Rajesh Sripada, a Certified Google Search Engineer with GlobalNet Services, Inc. – a fast-growing provider of web development and system integration solutions to business and government clients – explains the pivotal role of the GSA in providing this service. Thanks to Rajesh for sharing this story.
Did you think twice the last time you reached for a jar of peanut butter? You’re not alone. The ongoing salmonella outbreak in peanut products has sparked one of the largest product recalls in history. The Food and Drug Administration (FDA) is proactively keeping the public up to date on recalled products, and they’re doing it with the help of the Google Search Appliance.
If you want to know whether the box of granola bars in your pantry has been recalled, simply visit the FDA web page and query for the type of product, like granola bars, or a brand name, to see whether the product has been recalled.
Previously, people would have had to scroll through a long list of products to try and locate the one they were looking for – a much more time-consuming process. Thanks to search, people can make fast, informed decisions.
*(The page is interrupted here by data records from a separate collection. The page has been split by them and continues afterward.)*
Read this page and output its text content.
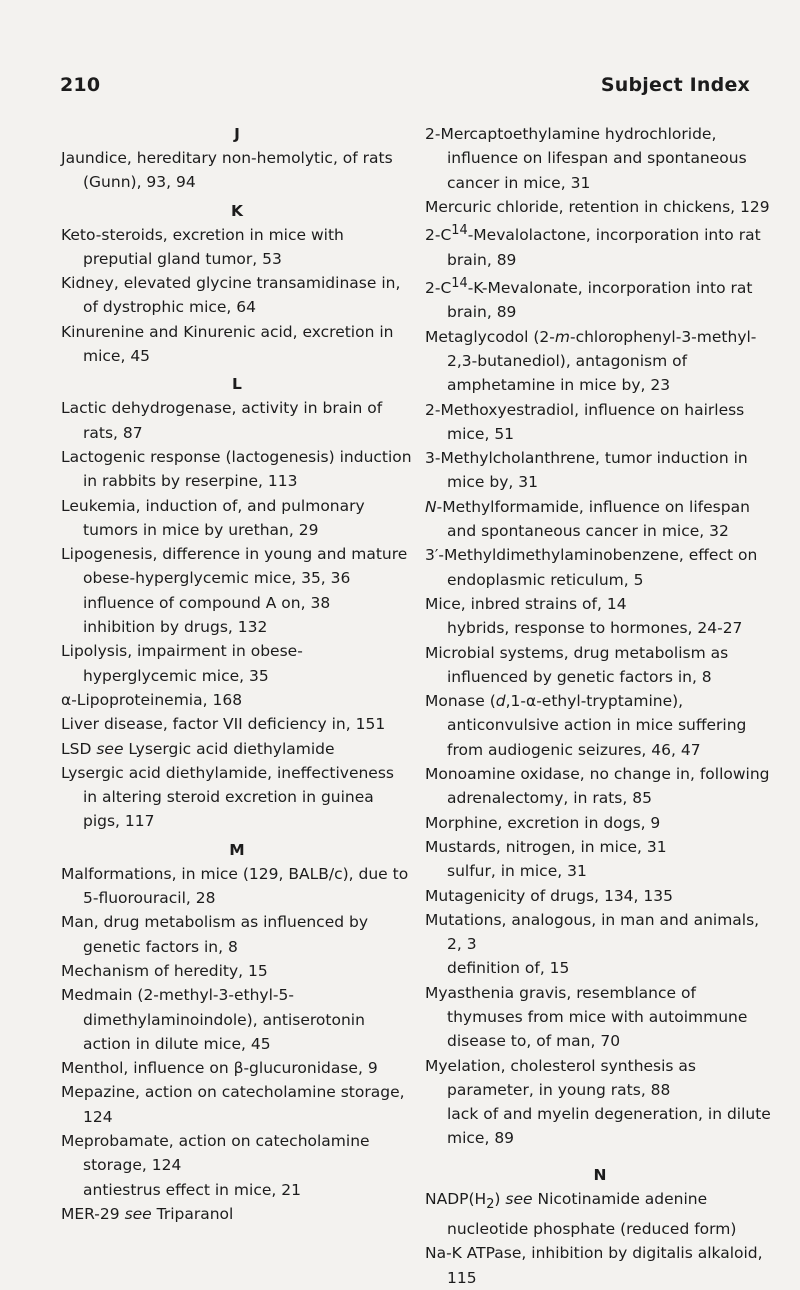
210	Subject Index
J
Jaundice, hereditary non-hemolytic, of rats (Gunn), 93, 94
K
Keto-steroids, excretion in mice with preputial gland tumor, 53
Kidney, elevated glycine transamidinase in, of dystrophic mice, 64
Kinurenine and Kinurenic acid, excretion in mice, 45
L
Lactic dehydrogenase, activity in brain of rats, 87
Lactogenic response (lactogenesis) induction in rabbits by reserpine, 113
Leukemia, induction of, and pulmonary tumors in mice by urethan, 29
Lipogenesis, difference in young and mature obese-hyperglycemic mice, 35, 36
influence of compound A on, 38
inhibition by drugs, 132
Lipolysis, impairment in obese-hyperglycemic mice, 35
α-Lipoproteinemia, 168
Liver disease, factor VII deficiency in, 151
LSD see Lysergic acid diethylamide
Lysergic acid diethylamide, ineffectiveness in altering steroid excretion in guinea pigs, 117
M
Malformations, in mice (129, BALB/c), due to 5-fluorouracil, 28
Man, drug metabolism as influenced by genetic factors in, 8
Mechanism of heredity, 15
Medmain (2-methyl-3-ethyl-5-dimethylaminoindole), antiserotonin action in dilute mice, 45
Menthol, influence on β-glucuronidase, 9
Mepazine, action on catecholamine storage, 124
Meprobamate, action on catecholamine storage, 124
antiestrus effect in mice, 21
MER-29 see Triparanol
2-Mercaptoethylamine hydrochloride, influence on lifespan and spontaneous cancer in mice, 31
Mercuric chloride, retention in chickens, 129
$2-C^{14}$-Mevalolactone, incorporation into rat brain, 89
$2-C^{14}-K$-Mevalonate, incorporation into rat brain, 89
Metaglycodol (2-m-chlorophenyl-3-methyl-2,3-butanediol), antagonism of amphetamine in mice by, 23
2-Methoxyestradiol, influence on hairless mice, 51
3-Methylcholanthrene, tumor induction in mice by, 31
N-Methylformamide, influence on lifespan and spontaneous cancer in mice, 32
3′-Methyldimethylaminobenzene, effect on endoplasmic reticulum, 5
Mice, inbred strains of, 14
hybrids, response to hormones, 24-27
Microbial systems, drug metabolism as influenced by genetic factors in, 8
Monase (d,1-α-ethyl-tryptamine), anticonvulsive action in mice suffering from audiogenic seizures, 46, 47
Monoamine oxidase, no change in, following adrenalectomy, in rats, 85
Morphine, excretion in dogs, 9
Mustards, nitrogen, in mice, 31
sulfur, in mice, 31
Mutagenicity of drugs, 134, 135
Mutations, analogous, in man and animals, 2, 3
definition of, 15
Myasthenia gravis, resemblance of thymuses from mice with autoimmune disease to, of man, 70
Myelation, cholesterol synthesis as parameter, in young rats, 88
lack of and myelin degeneration, in dilute mice, 89
N
$NADP(H_2)$ see Nicotinamide adenine nucleotide phosphate (reduced form)
Na-K ATPase, inhibition by digitalis alkaloid, 115
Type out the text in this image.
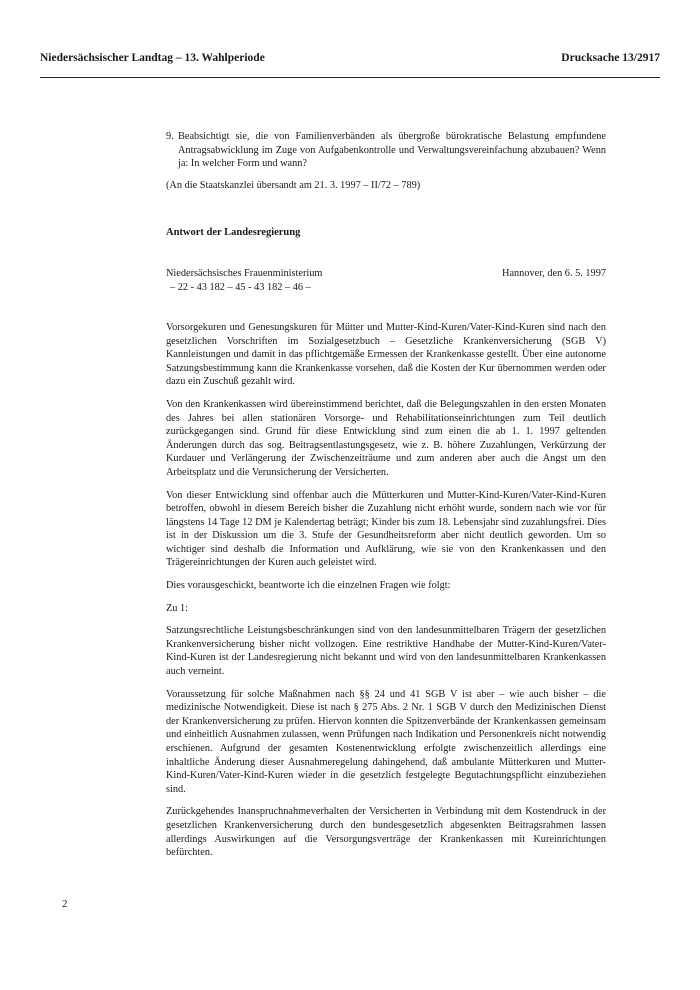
Niedersächsischer Landtag – 13. Wahlperiode	Drucksache 13/2917
9. Beabsichtigt sie, die von Familienverbänden als übergroße bürokratische Belastung empfundene Antragsabwicklung im Zuge von Aufgabenkontrolle und Verwaltungsvereinfachung abzubauen? Wenn ja: In welcher Form und wann?
(An die Staatskanzlei übersandt am 21. 3. 1997 – II/72 – 789)
Antwort der Landesregierung
Niedersächsisches Frauenministerium
– 22 - 43 182 – 45 - 43 182 – 46 –
Hannover, den 6. 5. 1997

Vorsorgekuren und Genesungskuren für Mütter und Mutter-Kind-Kuren/Vater-Kind-Kuren sind nach den gesetzlichen Vorschriften im Sozialgesetzbuch – Gesetzliche Krankenversicherung (SGB V) Kannleistungen und damit in das pflichtgemäße Ermessen der Krankenkasse gestellt. Über eine autonome Satzungsbestimmung kann die Krankenkasse vorsehen, daß die Kosten der Kur übernommen werden oder dazu ein Zuschuß gezahlt wird.

Von den Krankenkassen wird übereinstimmend berichtet, daß die Belegungszahlen in den ersten Monaten des Jahres bei allen stationären Vorsorge- und Rehabilitationseinrichtungen zum Teil deutlich zurückgegangen sind. Grund für diese Entwicklung sind zum einen die ab 1. 1. 1997 geltenden Änderungen durch das sog. Beitragsentlastungsgesetz, wie z. B. höhere Zuzahlungen, Verkürzung der Kurdauer und Verlängerung der Zwischenzeiträume und zum anderen aber auch die Angst um den Arbeitsplatz und die Verunsicherung der Versicherten.

Von dieser Entwicklung sind offenbar auch die Mütterkuren und Mutter-Kind-Kuren/Vater-Kind-Kuren betroffen, obwohl in diesem Bereich bisher die Zuzahlung nicht erhöht wurde, sondern nach wie vor für längstens 14 Tage 12 DM je Kalendertag beträgt; Kinder bis zum 18. Lebensjahr sind zuzahlungsfrei. Dies ist in der Diskussion um die 3. Stufe der Gesundheitsreform aber nicht deutlich geworden. Um so wichtiger sind deshalb die Information und Aufklärung, wie sie von den Krankenkassen und den Trägereinrichtungen der Kuren auch geleistet wird.

Dies vorausgeschickt, beantworte ich die einzelnen Fragen wie folgt:

Zu 1:

Satzungsrechtliche Leistungsbeschränkungen sind von den landesunmittelbaren Trägern der gesetzlichen Krankenversicherung bisher nicht vollzogen. Eine restriktive Handhabe der Mutter-Kind-Kuren/Vater-Kind-Kuren ist der Landesregierung nicht bekannt und wird von den landesunmittelbaren Krankenkassen auch verneint.

Voraussetzung für solche Maßnahmen nach §§ 24 und 41 SGB V ist aber – wie auch bisher – die medizinische Notwendigkeit. Diese ist nach § 275 Abs. 2 Nr. 1 SGB V durch den Medizinischen Dienst der Krankenversicherung zu prüfen. Hiervon konnten die Spitzenverbände der Krankenkassen gemeinsam und einheitlich Ausnahmen zulassen, wenn Prüfungen nach Indikation und Personenkreis nicht notwendig erschienen. Aufgrund der gesamten Kostenentwicklung erfolgte zwischenzeitlich allerdings eine inhaltliche Änderung dieser Ausnahmeregelung dahingehend, daß ambulante Mütterkuren und Mutter-Kind-Kuren/Vater-Kind-Kuren wieder in die gesetzlich festgelegte Begutachtungspflicht einzubeziehen sind.

Zurückgehendes Inanspruchnahmeverhalten der Versicherten in Verbindung mit dem Kostendruck in der gesetzlichen Krankenversicherung durch den bundesgesetzlich abgesenkten Beitragsrahmen lassen allerdings Auswirkungen auf die Versorgungsverträge der Krankenkassen mit Kureinrichtungen befürchten.

2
GlobalNet Services, Inc. (GNSI) is a Google Enterprise Partner who manages and administers the intranet and Internet search for the FDA. For the peanut butter recall, GNSI is responsible for daily database and website updates to www.fda.gov. Information is available to the public through the Google Search Appliance (GSA), and visitors to the site can also download information in PDF and XLS files. The speed of the search appliance is crucial and the data in the GSA needs to be updated as soon as we receive it. Each night, the GSA re-crawls the database and refreshes any new information. This takes less than an hour and still allows late-night visitors to search for recall information.
In its first three weeks of existence, the peanut butter product search page received over 25 million page views, and the search appliance has handled the resulting search traffic with ease. This graph shows the number of queries per minute on the FDA search appliance. A spike like this happens every morning, with a sustained use of around 250 queries per minute for most of the working day. Public safety depends on the availability of this information, and the search appliance keeps it available. To help the search appliance handle the traffic, GNSI turns on caching during the day, and turns off caching at night to re-crawl the database.